Luc straightened up, frowning. What after all would he expect? Rémy had never been known to leave friends in his wake. Though if she was the maid, why would she be weeping?
She must have a cold.
He noticed a box jammed against the glass. Through its half-open lid he saw it was packed with shoes, some of them a little scruffy. Though certainly feminine in shape and size, these were not the shoes of a femme fatale.
He slid behind the wheel of his hire car, wondering what had happened to his powers of persuasion. In the past he’d have had that door open in a second and the maid eating out of his hand. Of course, in the past he hadn’t learned what he knew now.
The gentle sex were deceptive. The gentle sex were capable of eviscerating a guy and throwing his entrails to the wolves.
From behind a curtain at an upstairs window Shari Lacey watched the car drive away.

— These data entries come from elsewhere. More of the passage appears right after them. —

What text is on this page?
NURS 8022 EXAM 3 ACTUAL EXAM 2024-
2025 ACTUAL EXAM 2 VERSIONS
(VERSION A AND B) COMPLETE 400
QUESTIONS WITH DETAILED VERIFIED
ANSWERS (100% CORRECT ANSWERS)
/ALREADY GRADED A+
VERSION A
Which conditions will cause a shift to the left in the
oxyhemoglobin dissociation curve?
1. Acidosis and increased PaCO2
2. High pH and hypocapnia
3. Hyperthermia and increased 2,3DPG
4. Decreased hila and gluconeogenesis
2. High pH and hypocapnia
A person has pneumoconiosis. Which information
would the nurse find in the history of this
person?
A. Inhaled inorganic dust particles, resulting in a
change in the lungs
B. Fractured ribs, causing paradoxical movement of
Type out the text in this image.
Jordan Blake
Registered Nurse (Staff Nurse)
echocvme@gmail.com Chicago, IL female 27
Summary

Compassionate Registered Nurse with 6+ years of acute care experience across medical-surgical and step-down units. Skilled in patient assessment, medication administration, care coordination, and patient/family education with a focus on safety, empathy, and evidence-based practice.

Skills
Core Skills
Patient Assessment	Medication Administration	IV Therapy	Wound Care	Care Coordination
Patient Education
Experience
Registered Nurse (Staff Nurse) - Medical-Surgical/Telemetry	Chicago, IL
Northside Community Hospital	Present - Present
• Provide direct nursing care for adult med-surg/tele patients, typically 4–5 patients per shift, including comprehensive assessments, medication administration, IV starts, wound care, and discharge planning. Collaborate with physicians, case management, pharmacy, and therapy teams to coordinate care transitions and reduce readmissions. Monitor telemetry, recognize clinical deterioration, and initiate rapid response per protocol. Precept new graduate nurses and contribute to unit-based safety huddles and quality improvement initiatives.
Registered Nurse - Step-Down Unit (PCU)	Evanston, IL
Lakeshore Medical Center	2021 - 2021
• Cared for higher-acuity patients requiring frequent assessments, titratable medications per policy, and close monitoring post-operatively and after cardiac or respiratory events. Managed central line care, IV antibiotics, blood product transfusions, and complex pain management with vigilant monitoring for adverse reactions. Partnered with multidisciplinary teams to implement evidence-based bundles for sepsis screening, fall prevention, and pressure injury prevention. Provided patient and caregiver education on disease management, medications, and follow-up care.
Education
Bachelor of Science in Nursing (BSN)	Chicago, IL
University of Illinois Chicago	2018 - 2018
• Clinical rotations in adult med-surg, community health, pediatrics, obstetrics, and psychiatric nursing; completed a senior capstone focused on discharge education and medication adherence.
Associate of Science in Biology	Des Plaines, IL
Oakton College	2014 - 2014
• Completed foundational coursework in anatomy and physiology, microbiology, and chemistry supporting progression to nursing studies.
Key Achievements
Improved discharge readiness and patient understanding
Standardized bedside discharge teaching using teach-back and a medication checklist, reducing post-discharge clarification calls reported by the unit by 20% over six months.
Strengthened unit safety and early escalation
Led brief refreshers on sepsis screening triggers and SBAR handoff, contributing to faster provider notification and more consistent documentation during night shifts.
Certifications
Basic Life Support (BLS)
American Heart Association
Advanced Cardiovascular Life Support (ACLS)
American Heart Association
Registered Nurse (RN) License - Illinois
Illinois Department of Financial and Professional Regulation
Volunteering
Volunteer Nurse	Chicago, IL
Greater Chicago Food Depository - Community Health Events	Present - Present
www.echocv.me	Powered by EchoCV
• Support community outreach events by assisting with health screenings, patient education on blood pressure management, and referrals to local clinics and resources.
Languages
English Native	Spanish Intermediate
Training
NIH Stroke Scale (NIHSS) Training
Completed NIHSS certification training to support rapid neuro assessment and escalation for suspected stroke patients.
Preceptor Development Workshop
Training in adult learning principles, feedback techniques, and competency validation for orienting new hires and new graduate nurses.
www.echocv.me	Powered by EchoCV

Whoever he was, he’d had quite a nice voice. Deep, serious and quiet. Charming even, if she hadn’t been over French accents. So over them.
She shuddered.
In the next thirty-six hours Luc ran through everything at the D’Avion office with a fine-toothed comb. Every file, every Post-It note. Tested Rémy’s team until the PA was sobbing and the execs a whiter shade of grey. He sacked the finance officer on the spot. The guy should have known.
Significant sums had vanished from the accounts, neatly siphoned away, while nothing he uncovered gave Luc a clue as to his cousin’s likely whereabouts. With the directors’ meeting in Paris looming, Luc felt his time was running out. With grim clarity he saw the moment was close when he must let the law loose on his cousin.
A chill slithered down his spine. Another family scandal. They’d dredge it all up again. His embarrassment. The public ignominy. “The Director, His Mistress, Their Dog and Her Lover” splashed all over the world again in lurid, shaming letters.
He stared grimly through the office window at Sydney Harbour, a treacherous smiling blue in the midday sun. One way or another he had to find the canaille. Hunt him down and force him to make reparation.
There was one final resort, of course. Luc sighed. He should have known it would come to this.
The family connection.
Emilie, Rémy’s twin, was married to an Australian now, but as far as Luc knew she and Rémy had always been close. Despite not having seen her for a few years, Luc thought of Emi with affection. Though she shared Rémy’s gingery curls and blue eyes, she was as different from her twin as a warm, happy wren from a vulture.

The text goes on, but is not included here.